MML Inference of Decision Trees, Graphs and Forests

2017-03-16T04:38:21Z (GMT) by Peter J. Tan
The Minimum Message Length (MML) principle is a general inductive inference framework which recasts inductive inference as a coding process. Using assumptions identical to those from the well-known Bayesian inference, prediction and modelling, MML represents general inductive and statistical inference problems as a data encoding process which conveys the data to a receiver in a two-part message. The first part is the message to encode the inferred model. The second part is the message to encode the data in light of the inferred model. MML states that the model with the shortest two-part message is the best model approximating the true model.
   Decision trees, decision graphs and decision forests are popular supervised learning methods in machine learning. In this dissertation, the MML principle is applied to build machine learning schemes for decision trees, decision graphs and decision forests. Two novel MML inference schemes are developed. One is a MML coding scheme for Oblique decision trees, which are decision trees with linear discriminate functions at their internal nodes. Another is a MML coding scheme for decision graphs with multi-way joins and dynamic attributes. A decision forests learning scheme based on MML oblique decision trees is also presented.

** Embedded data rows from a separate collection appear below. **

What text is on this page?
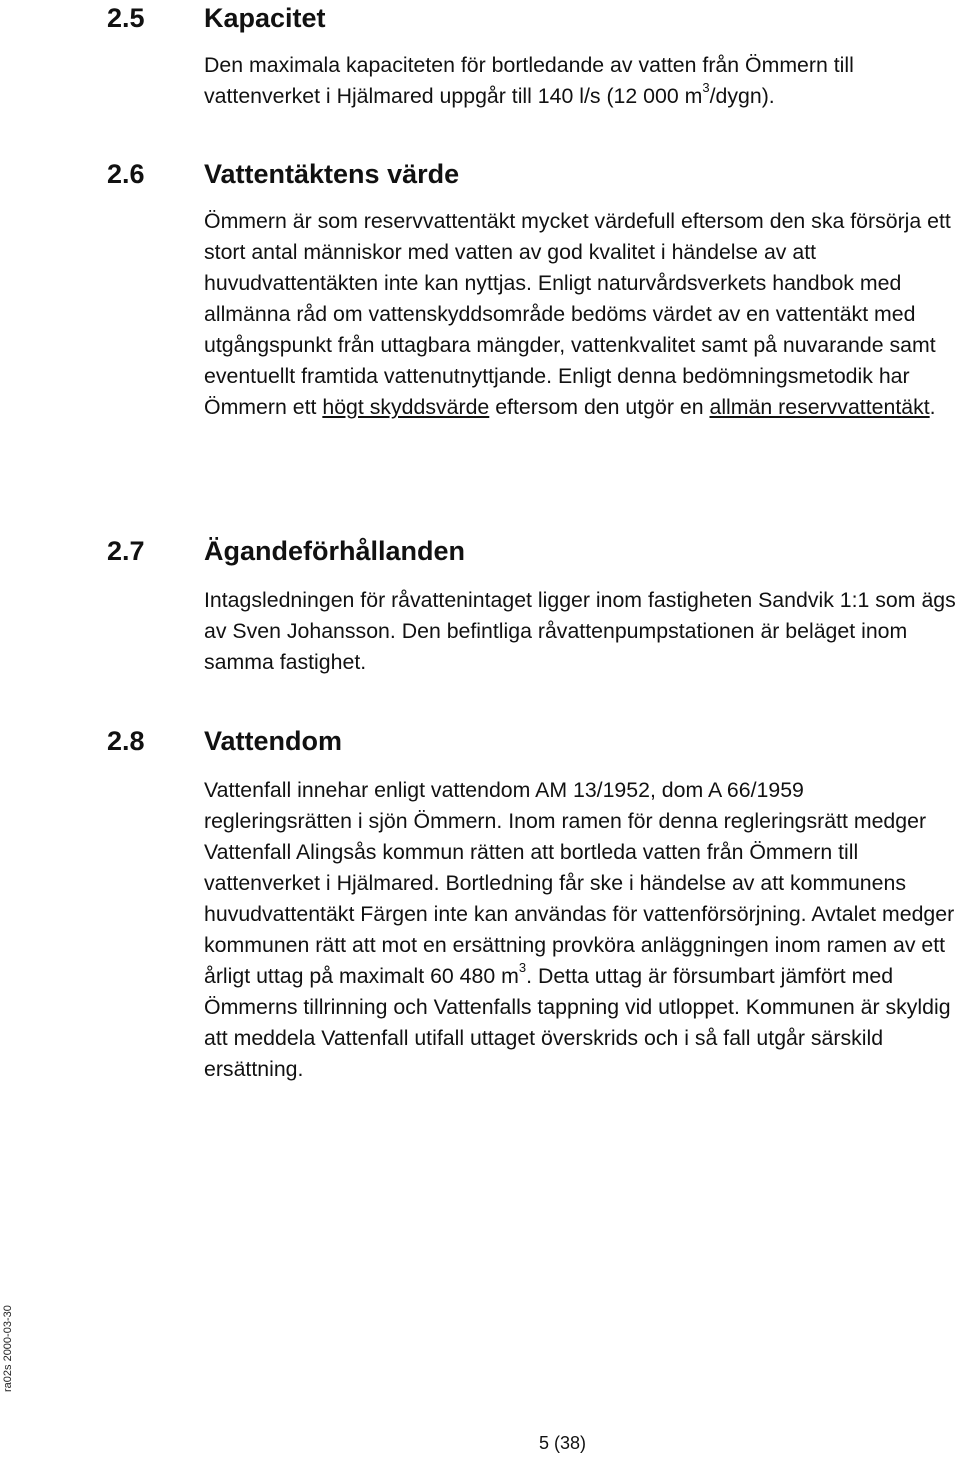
2.5 Kapacitet

Den maximala kapaciteten för bortledande av vatten från Ömmern till vattenverket i Hjälmared uppgår till 140 l/s (12 000 $m^3/dygn$).

2.6 Vattentäktens värde

Ömmern är som reservvattentäkt mycket värdefull eftersom den ska försörja ett stort antal människor med vatten av god kvalitet i händelse av att huvudvattentäkten inte kan nyttjas. Enligt naturvårdsverkets handbok med allmänna råd om vattenskyddsområde bedöms värdet av en vattentäkt med utgångspunkt från uttagbara mängder, vattenkvalitet samt på nuvarande samt eventuellt framtida vattenutnyttjande. Enligt denna bedömningsmetodik har Ömmern ett högt skyddsvärde eftersom den utgör en allmän reservvattentäkt.

2.7 Ägandeförhållanden

Intagsledningen för råvattenintaget ligger inom fastigheten Sandvik 1:1 som ägs av Sven Johansson. Den befintliga råvattenpumpstationen är beläget inom samma fastighet.

2.8 Vattendom

Vattenfall innehar enligt vattendom AM 13/1952, dom A 66/1959 regleringsrätten i sjön Ömmern. Inom ramen för denna regleringsrätt medger Vattenfall Alingsås kommun rätten att bortleda vatten från Ömmern till vattenverket i Hjälmared. Bortledning får ske i händelse av att kommunens huvudvattentäkt Färgen inte kan användas för vattenförsörjning. Avtalet medger kommunen rätt att mot en ersättning provköra anläggningen inom ramen av ett årligt uttag på maximalt 60 480 $m^3$. Detta uttag är försumbart jämfört med Ömmerns tillrinning och Vattenfalls tappning vid utloppet. Kommunen är skyldig att meddela Vattenfall utifall uttaget överskrids och i så fall utgår särskild ersättning.

ra02s 2000-03-30
5 (38)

   Experiments were conducted across a range of problems using data from University of California Machine Learning Repository and the Singapore Data Mining Centre. These experiments showed that compared to other popular decision tree models such C4.5 and C5, models generated by MML inference schemes achieved favourable results in both classification and probabilistic predictive accuracy. The study showed that MML inference schemes are able to find the optimal trade-off between the complexity of these structure models and goodness-of-fit for a given set of data.